Resonance Raman spectroscopy of optically trapped functional erythrocytes.

We introduce a novel setup combining a micro-Raman spectrometer with external optical tweezers, suitable for resonance Raman studies of single functional trapped cells. The system differs from earlier setups in that two separate laser beams used for trapping and Raman excitation are combined in a double-microscope configuration. This has the advantage that the wavelength and power of the trapping and probe beam can be adjusted individually to optimize the functionality of the setup and to enable the recording of resonance Raman profiles from a single trapped cell. Trapping is achieved by tightly focusing infrared (IR) diode laser radiation (830 nm) through an inverted oil-immersion objective, and resonance Raman scattering is excited by the lines of an argon:krypton ion laser.
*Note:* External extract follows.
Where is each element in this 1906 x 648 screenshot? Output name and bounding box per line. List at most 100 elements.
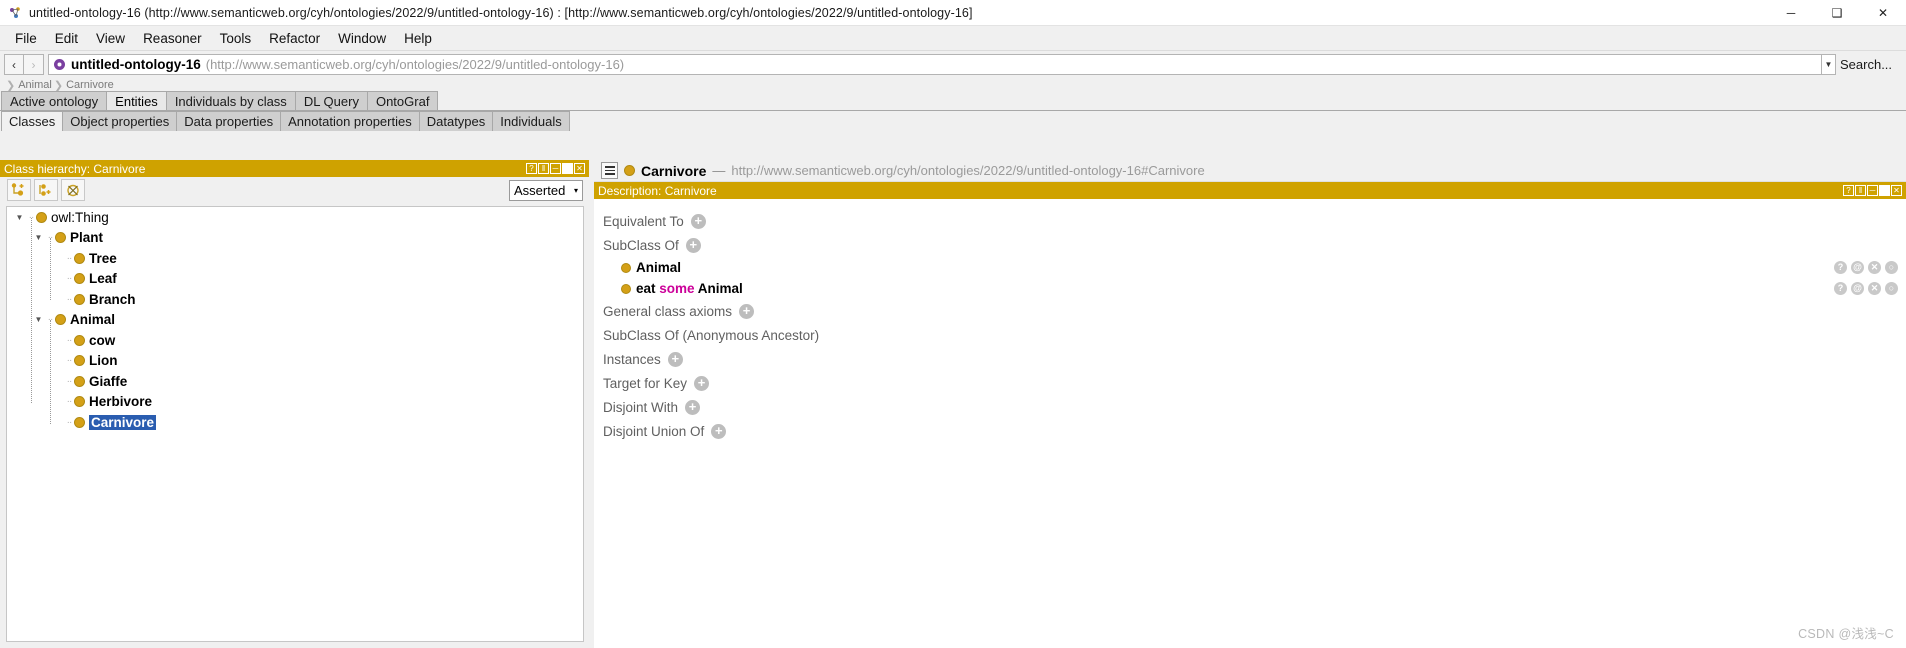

The functionality of the system is demonstrated by measurements of trapped single functional erythrocytes using different excitation lines (488.0, 514.5, and 568.2 nm) in resonance with the heme moiety and by studying spectral evolution during illumination. We found that great care has to be taken in order to avoid photodamage caused by the visible Raman excitation, whereas the IR trapping irradiation does not seem to harm the cells or alter the hemoglobin Raman spectra. Stronger photodamage is induced by Raman excitation using 488.0- and 514.5-nm irradiation, compared with excitation with the 568.2-nm line.